João Baptista Cintra Ribas*

Ou o próximo presidente cria um programa global e complementar ou as pessoas com deficiência continuarão sendo objeto de ações fragmentadas.

 

Recentemente foram divulgados os resultados do Censo 2000 sobre a porcentagem de pessoas com deficiência na população brasileira. Se os dados estiverem corretos, cerca de 24,5 milhões de brasileiros (14,5% da população) têm algum tipo de incapacidade para ver, ouvir, mover-se ou alguma deficiência física e mental.

 

Diante desses números e da expressão social e política que os portadores de deficiência adquiriram nos últimos anos, os principais candidatos à Presidência incorporaram propostas de ação mais específicas em seus Planos de Governo. Propostas pontuais, já que ninguém apresentou um programa mais acabado, com pontas amarradas e que levasse em conta as interfaces do tão acalentado processo - mas até hoje nem tanto esmiuçado e esquadrinhado - de Inclusão Social.

 

Sabemos que muita coisa mudou desde o início dos anos 80, quando as pessoas com deficiência deixaram de ser objeto da filantropia institucional para se tornarem sujeitos beneficiários das políticas públicas e privadas.

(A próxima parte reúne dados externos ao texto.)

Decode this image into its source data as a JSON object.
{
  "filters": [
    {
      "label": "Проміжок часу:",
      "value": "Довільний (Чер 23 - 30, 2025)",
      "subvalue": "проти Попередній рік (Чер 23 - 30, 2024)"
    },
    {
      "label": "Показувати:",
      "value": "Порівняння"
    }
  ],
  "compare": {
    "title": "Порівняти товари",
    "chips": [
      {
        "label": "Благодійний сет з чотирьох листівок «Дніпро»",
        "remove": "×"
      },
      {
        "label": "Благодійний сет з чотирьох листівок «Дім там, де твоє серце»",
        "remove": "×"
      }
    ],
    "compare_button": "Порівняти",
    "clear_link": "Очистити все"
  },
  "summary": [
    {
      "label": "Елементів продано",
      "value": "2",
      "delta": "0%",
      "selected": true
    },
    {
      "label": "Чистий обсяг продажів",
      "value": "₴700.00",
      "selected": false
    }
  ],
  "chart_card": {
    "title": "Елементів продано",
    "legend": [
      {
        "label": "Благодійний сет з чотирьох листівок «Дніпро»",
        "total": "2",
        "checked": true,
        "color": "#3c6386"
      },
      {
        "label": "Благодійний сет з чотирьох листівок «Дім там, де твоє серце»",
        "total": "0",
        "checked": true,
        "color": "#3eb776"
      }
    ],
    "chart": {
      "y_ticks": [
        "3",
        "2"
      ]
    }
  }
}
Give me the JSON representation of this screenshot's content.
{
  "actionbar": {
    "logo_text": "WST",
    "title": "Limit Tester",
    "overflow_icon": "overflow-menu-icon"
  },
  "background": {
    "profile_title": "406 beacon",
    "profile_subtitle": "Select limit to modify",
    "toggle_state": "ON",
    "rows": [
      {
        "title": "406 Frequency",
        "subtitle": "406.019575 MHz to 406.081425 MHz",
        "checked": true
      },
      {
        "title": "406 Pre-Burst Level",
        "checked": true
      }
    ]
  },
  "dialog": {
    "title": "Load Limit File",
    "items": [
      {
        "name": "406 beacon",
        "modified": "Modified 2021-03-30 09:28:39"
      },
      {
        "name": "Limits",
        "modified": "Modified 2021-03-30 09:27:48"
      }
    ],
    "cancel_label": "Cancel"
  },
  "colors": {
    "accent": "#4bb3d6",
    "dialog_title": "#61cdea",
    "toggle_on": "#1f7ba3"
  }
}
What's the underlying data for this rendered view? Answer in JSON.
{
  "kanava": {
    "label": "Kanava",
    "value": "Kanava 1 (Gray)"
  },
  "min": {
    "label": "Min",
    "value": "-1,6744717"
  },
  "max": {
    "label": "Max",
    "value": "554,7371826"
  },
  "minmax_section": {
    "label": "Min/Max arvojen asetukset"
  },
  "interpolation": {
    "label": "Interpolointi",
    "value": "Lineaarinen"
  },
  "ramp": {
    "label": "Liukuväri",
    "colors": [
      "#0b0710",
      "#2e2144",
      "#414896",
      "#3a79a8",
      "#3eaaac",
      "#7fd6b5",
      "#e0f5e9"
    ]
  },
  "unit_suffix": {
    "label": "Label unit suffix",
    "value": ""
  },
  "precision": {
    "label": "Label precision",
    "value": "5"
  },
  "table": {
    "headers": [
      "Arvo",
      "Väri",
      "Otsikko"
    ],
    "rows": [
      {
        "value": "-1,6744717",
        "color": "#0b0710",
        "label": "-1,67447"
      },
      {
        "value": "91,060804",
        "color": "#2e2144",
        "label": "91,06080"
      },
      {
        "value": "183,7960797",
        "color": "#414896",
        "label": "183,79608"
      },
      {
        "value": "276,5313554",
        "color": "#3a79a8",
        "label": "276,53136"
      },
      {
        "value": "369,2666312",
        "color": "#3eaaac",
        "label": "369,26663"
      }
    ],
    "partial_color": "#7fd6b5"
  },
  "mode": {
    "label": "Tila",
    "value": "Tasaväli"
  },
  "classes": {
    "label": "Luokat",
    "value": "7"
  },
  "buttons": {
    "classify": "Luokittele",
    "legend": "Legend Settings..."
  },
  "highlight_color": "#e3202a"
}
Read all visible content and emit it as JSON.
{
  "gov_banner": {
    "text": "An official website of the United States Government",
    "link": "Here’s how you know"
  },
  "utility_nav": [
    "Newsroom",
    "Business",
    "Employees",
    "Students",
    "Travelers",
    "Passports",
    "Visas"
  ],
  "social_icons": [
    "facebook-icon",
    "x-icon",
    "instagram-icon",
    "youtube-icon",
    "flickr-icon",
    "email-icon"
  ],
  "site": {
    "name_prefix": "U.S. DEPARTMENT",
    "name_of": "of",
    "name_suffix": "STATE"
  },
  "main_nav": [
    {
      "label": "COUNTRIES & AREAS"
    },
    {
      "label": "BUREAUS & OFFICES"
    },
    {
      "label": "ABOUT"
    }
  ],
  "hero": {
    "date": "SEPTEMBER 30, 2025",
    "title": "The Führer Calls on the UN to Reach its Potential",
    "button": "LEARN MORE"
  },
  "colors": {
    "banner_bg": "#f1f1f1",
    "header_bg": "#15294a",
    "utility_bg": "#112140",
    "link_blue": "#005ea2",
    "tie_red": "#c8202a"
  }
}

As cidades estão mais transitáveis para quem usa cadeira de rodas, as renúncias fiscais permitiram que mais condutores com deficiência física pudessem comprar um carro 0 KM, a Língua Brasileira de Sinais foi reconhecida como meio legal de comunicação e expressão dos surdos.

 

Mas, apesar de ter surgido (primeiramente na Presidência da República e hoje no Ministério da Justiça) a Coordenadoria Nacional para Integração de Pessoas com Deficiência - órgão que nasceu para costurar as interfaces das políticas públicas num programa social mais indivisível -, as ações governamentais continuaram pontuais, segmentadas e desconectadas.

 

Educação e trabalho

Nas últimas décadas, os diversos ministros da Educação foram deixando de lado as obsoletas diretrizes da Educação Especial e passaram a obrigar (por meio de portarias) a inclusão das crianças com deficiência nas escolas comuns, prática que ficou conhecida como Educação Inclusiva.

 

Os diversos ministros do Trabalho foram deixando de se influenciar pelos aspectos mais retrógrados de uma Previdência Social que não titubeava em aposentar por invalidez e passaram a obrigar (por meio de fiscalização da legislação) a contratação de pessoas com deficiência nas empresas com mais de 100 empregados, prática que ficou conhecida como Trabalho Inclusivo.

 

Entretanto, a Educação Inclusiva e o Trabalho Inclusivo, que deveriam ser práticas complementares - sobretudo quando traduzidas em Educação Profissional com vistas na Colocação Profissional - nunca conseguiram estabelecer diálogo suficiente que as tirassem do isolamento.

 

O mínimo que se pode esperar do próximo presidente da República é que crie um programa global de ações coordenadas, visando a efetiva Inclusão Social, e não deixe por conta das atitudes voluntaristas dos técnicos a criação de pequenos e desconectados projetos, muitos deles com forte indício de se mostrarem mirabolantes e inexeqüíveis.

 

Para isso, é necessário que o novo presidente adote quatro procedimentos básicos: determinação da Inclusão Social das pessoas com deficiência como prioridade de governo; reciclagem dos poucos técnicos que estão sendo destacados para elaborar políticas públicas de Inclusão Social; instituição de parcerias com empresas privadas e o terceiro setor, visando a mútua cooperação; proposição ao Congresso Nacional de uma ampla revisão da legislação pertinente, já que a tônica dos textos legais é paternal.

 

 

João Baptista Cintra Ribas, sociólogo, é Coordenador do Programa de Empregabilidade de Pessoas com Deficiência da Serasa S/A.